Читать «Списанные» онлайн - страница 26
Дмитрий Львович Быков
Он вспомнил, как они с Алей смотрели «Команду» на премьере в «Пушкинском». Показ был полузакрытый, в продажу ушло всего двести билетов, за которые убивались быки, видевшие в саге памятник себе, и старлетки, мечтавшие потрогать коммандосов. Коммандосы — Савин, Тютяев, Решетов, Большое — затравленно лыбились под блицами. Прочие пятьсот мест заняли випы разной степени випости, во главе с вице-премьером, глядевшим в преемники. Перекупщики охамели, входной билет стоил четыре штуки, на входе воздвиглись две дополнительные рамки, у всех спрашивали паспорта и чуть ли не переписывали фамилии. На десятой минуте Свиридов с Алей начали неудержимо хихикать, обмениваясь догадками о следующей реплике и почти никогда не ошибаясь. С Алей хорошо было смотреть всякую чушь, а впрочем, что с ней было плохо?
Аля ела и рассказывала новости, и Свиридову легчало. Он забывал сазоновское предательство и дурацкий список. Надо, в самом деле, позвонить Роме. Я его еще никогда ничем не напрягал.
— Ну, ко мне? — спросил он по возможности небрежно, когда они вышли из «Маков» в гулкое сумеречное ущелье Козицкого переулка. Жара не спадала, короткий ливень ее не смягчил, от берез во дворе шел густой банный запах.
— Не, я не могу сегодня. Мать приехала с дачи, надо с ней побыть.
— Ну завтра побудешь. Поехали, Аль, меня неделю не было.
— Не занудствуй. Я сейчас поеду к себе, выйду на балкончик… — У Свиридова в дедовой квартире не было балкона, Алю это всерьез раздражало. — Выпью чаю с мятой…
— Мята и у меня есть. — Он уговаривал машинально — Аля никогда не передумывала.
— Ну и славно. Зачем тебе я, когда есть мята?
— Слушай, мы долго еще так будем… по-студенчески? У тебя, у меня, обедики в «Маках»?
— Ой, не начинай.
Выражение «ой, не начинай» он ненавидел особенно.
— Слушай! — Он взял ее за плечи. — По-моему, ты на меня зла.
— А по-моему, ты параноик.
— Ну, это моя профессия.
— Вот в профессии и выдумывай. А со мной не надо. Я поэтому и боюсь с тобой съезжаться. Ты же за мной слежку установишь, нет? За каждые полчаса будешь отчета требовать.

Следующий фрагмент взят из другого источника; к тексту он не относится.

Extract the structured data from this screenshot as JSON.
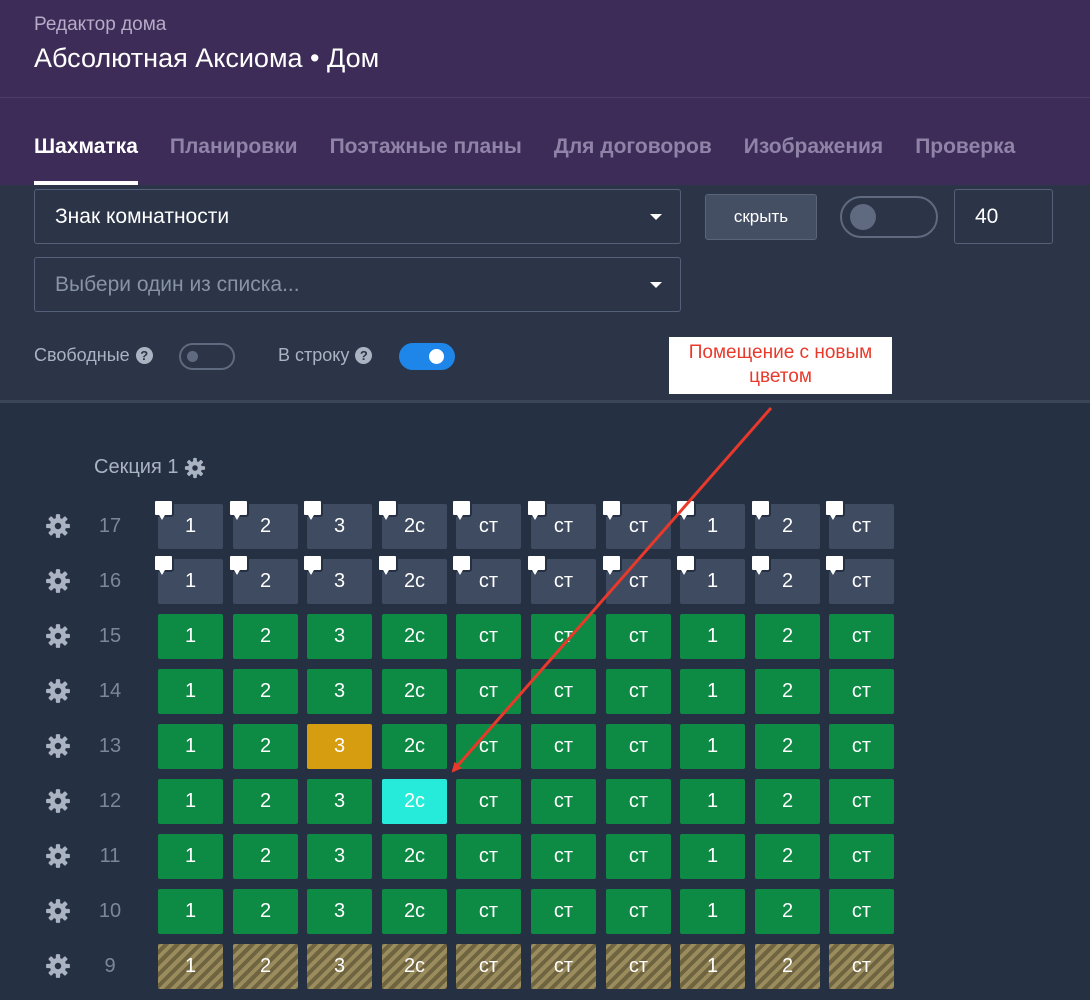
{
  "header": {
    "subtitle": "Редактор дома",
    "title": "Абсолютная Аксиома • Дом"
  },
  "tabs": [
    {
      "label": "Шахматка",
      "active": true
    },
    {
      "label": "Планировки",
      "active": false
    },
    {
      "label": "Поэтажные планы",
      "active": false
    },
    {
      "label": "Для договоров",
      "active": false
    },
    {
      "label": "Изображения",
      "active": false
    },
    {
      "label": "Проверка",
      "active": false
    }
  ],
  "controls": {
    "room_select_value": "Знак комнатности",
    "choose_placeholder": "Выбери один из списка...",
    "hide_button": "скрыть",
    "main_toggle_on": false,
    "number_value": "40",
    "free_label": "Свободные",
    "free_toggle_on": false,
    "inline_label": "В строку",
    "inline_toggle_on": true
  },
  "annotation": {
    "text_line1": "Помещение с новым",
    "text_line2": "цветом"
  },
  "section": {
    "title": "Секция 1",
    "columns": [
      "1",
      "2",
      "3",
      "2с",
      "ст",
      "ст",
      "ст",
      "1",
      "2",
      "ст"
    ],
    "floors": [
      {
        "floor": "17",
        "comment": true,
        "cells": [
          "gray",
          "gray",
          "gray",
          "gray",
          "gray",
          "gray",
          "gray",
          "gray",
          "gray",
          "gray"
        ]
      },
      {
        "floor": "16",
        "comment": true,
        "cells": [
          "gray",
          "gray",
          "gray",
          "gray",
          "gray",
          "gray",
          "gray",
          "gray",
          "gray",
          "gray"
        ]
      },
      {
        "floor": "15",
        "comment": false,
        "cells": [
          "green",
          "green",
          "green",
          "green",
          "green",
          "green",
          "green",
          "green",
          "green",
          "green"
        ]
      },
      {
        "floor": "14",
        "comment": false,
        "cells": [
          "green",
          "green",
          "green",
          "green",
          "green",
          "green",
          "green",
          "green",
          "green",
          "green"
        ]
      },
      {
        "floor": "13",
        "comment": false,
        "cells": [
          "green",
          "green",
          "orange",
          "green",
          "green",
          "green",
          "green",
          "green",
          "green",
          "green"
        ]
      },
      {
        "floor": "12",
        "comment": false,
        "cells": [
          "green",
          "green",
          "green",
          "cyan",
          "green",
          "green",
          "green",
          "green",
          "green",
          "green"
        ]
      },
      {
        "floor": "11",
        "comment": false,
        "cells": [
          "green",
          "green",
          "green",
          "green",
          "green",
          "green",
          "green",
          "green",
          "green",
          "green"
        ]
      },
      {
        "floor": "10",
        "comment": false,
        "cells": [
          "green",
          "green",
          "green",
          "green",
          "green",
          "green",
          "green",
          "green",
          "green",
          "green"
        ]
      },
      {
        "floor": "9",
        "comment": false,
        "cells": [
          "hatch",
          "hatch",
          "hatch",
          "hatch",
          "hatch",
          "hatch",
          "hatch",
          "hatch",
          "hatch",
          "hatch"
        ]
      }
    ]
  },
  "colors": {
    "header_bg": "#3d2c57",
    "panel_bg": "#2b3547",
    "page_bg": "#263043",
    "occupied_gray": "#3f4b60",
    "available_green": "#0d8a44",
    "reserved_orange": "#d69d10",
    "new_color_cyan": "#26eada",
    "toggle_blue": "#1d86e8",
    "annotation_red": "#e8392b"
  }
}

С ней что-то было не так — даже сейчас, с ним, она думала о каких-то своих делах: то ли о работе, где ее вечно караулили непонятные ему неприятности, то ли, чем черт не шутит, действительно кто-то появился… но он немедленно запретил себе развивать хотя бы этот сюжет. Уж если ты разлюбишь, так теперь: только разбежаться не хватало. Уговаривать Алю на поездку к нему было всегда унизительно, он сразу чувствовал себя похотливым псом, жалко скулящим у хозяйской ноги, и привык ни на чем не настаивать, всецело зависеть от ее прихотей — она могла нагрянуть среди ночи, могла не появляться неделю, ссылаясь то на занятость, то на депрессию, из которой, конечно, он ее вытащить не мог, — но Свиридов не умел на нее сердиться, а подозрительность свою ненавидел с детства, хотя и впрямь был обязан ей несколькими славными заявками. Беда в том, что раньше эти сюжеты не подтверждались — и, сочинив ужасное, он с облегчением плюхался в реальность; это был способ сделать себя счастливым от минуса — вообразить худшее и ошибиться. Теперь, как ни странно, он все чаще замечал, что подозрения сбываются — то ли стал лучше придумывать, то ли реальность развивалась по худшему сценарию. А может, просто каждый родится с желточным мешком удачи — как у малька, на первую неделю жизни, — а к двадцати восьми она иссякает, и реальность подступает вплотную. В двадцать восемь умерли Моррисон и Джоплин, и Лермонтов доигрался, и вообще это первый кризис; кажется, я до него дожил.